The Society of Critical Care Medicine has a campaign that they call the ICU liberation campaign. It’s to use the A, B, C D E, F bundle to try to reduce the occurrence of delirium and post intensive care syndrome. Which is to try to get people off ventilation as soon as possible to minimize the amount of sedation that they get if anything at all. To mobilize them, even while they’re on the ventilator to reduce the weakness, to keep their brain engaged. To involve their family, which helps them stay calm and more oriented. Trying to mimic the day night cycle to protect the patients circadian rhythm as much as possible, and treating pain first instead of providing sedation when someone looks like they’re uncomfortable. But to do that bundle properly, it takes a very large culture shift in the way that critical care is done now. Part of the reason why it’s continues to persist at such high rates is that culture is incredibly difficult to change.
I know you attended AACN’s National Teaching Institute & Critical Care Exposition (NTI) conference. Could you share a little bit about that?
I wanted to go because I’ve never been. It’s our national conference. Now that I’m more research-oriented and I’ve been taking more leadership type of roles at work, I wanted to see what is new out there and what other people are doing. I went as both a PhD student and a clinician, in that I couldn’t help but be involved in the clinician stuff, learning about the best way to intubate someone or what does this medication do. It’s fascinating to see people putting research into place and how that’s working for them. Talking to some of the other PhD nurses was helpful to look to some examples of what you can do with a career in PhD, as well as some networking.
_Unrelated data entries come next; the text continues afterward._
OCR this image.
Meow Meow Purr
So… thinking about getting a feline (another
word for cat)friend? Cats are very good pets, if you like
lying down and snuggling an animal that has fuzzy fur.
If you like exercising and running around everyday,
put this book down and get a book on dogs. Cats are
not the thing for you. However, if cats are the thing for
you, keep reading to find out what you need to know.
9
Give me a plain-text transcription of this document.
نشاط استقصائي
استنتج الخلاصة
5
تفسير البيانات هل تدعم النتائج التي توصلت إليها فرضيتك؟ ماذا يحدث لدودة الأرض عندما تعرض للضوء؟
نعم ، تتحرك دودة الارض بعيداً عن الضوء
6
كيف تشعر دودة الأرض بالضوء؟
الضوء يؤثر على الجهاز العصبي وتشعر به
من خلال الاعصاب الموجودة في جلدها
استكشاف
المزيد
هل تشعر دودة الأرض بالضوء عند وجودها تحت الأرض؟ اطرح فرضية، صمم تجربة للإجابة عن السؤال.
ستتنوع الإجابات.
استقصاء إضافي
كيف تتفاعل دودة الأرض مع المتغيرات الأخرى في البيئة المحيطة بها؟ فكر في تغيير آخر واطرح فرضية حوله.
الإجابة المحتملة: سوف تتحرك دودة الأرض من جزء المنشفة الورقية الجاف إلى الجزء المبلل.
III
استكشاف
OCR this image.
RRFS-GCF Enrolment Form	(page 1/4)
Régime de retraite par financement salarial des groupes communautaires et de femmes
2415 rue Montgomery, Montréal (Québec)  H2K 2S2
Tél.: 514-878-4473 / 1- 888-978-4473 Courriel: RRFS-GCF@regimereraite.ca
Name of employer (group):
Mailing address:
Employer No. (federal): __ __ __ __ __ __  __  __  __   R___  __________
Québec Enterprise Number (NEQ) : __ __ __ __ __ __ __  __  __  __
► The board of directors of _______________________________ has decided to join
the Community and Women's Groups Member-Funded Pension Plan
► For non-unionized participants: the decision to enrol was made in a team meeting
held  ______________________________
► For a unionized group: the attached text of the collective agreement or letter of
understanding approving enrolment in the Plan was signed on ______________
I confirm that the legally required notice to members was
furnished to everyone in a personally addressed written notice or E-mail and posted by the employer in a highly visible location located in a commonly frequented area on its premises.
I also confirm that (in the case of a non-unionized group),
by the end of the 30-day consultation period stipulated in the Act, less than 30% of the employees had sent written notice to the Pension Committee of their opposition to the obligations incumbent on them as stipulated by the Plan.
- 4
Is there anything you want to share?
I am doing a symposium presentation at the Council for the Advancement of Nursing Science (CANS) in September in Washington DC. It’s a concept analysis of effective communication with patients who are linguistically diverse. It’s an evolving concept, because the only real thing that’s out there is to use accurate interpretation. I’m excited to present on it because it’s the backbone of all of my research, which is that the reason I think patients have more difficulty with delirium in ICU, is because we can’t communicate with them as well when they’re intubated. Once we establish what effective communication looks like we can start to improve that health disparity.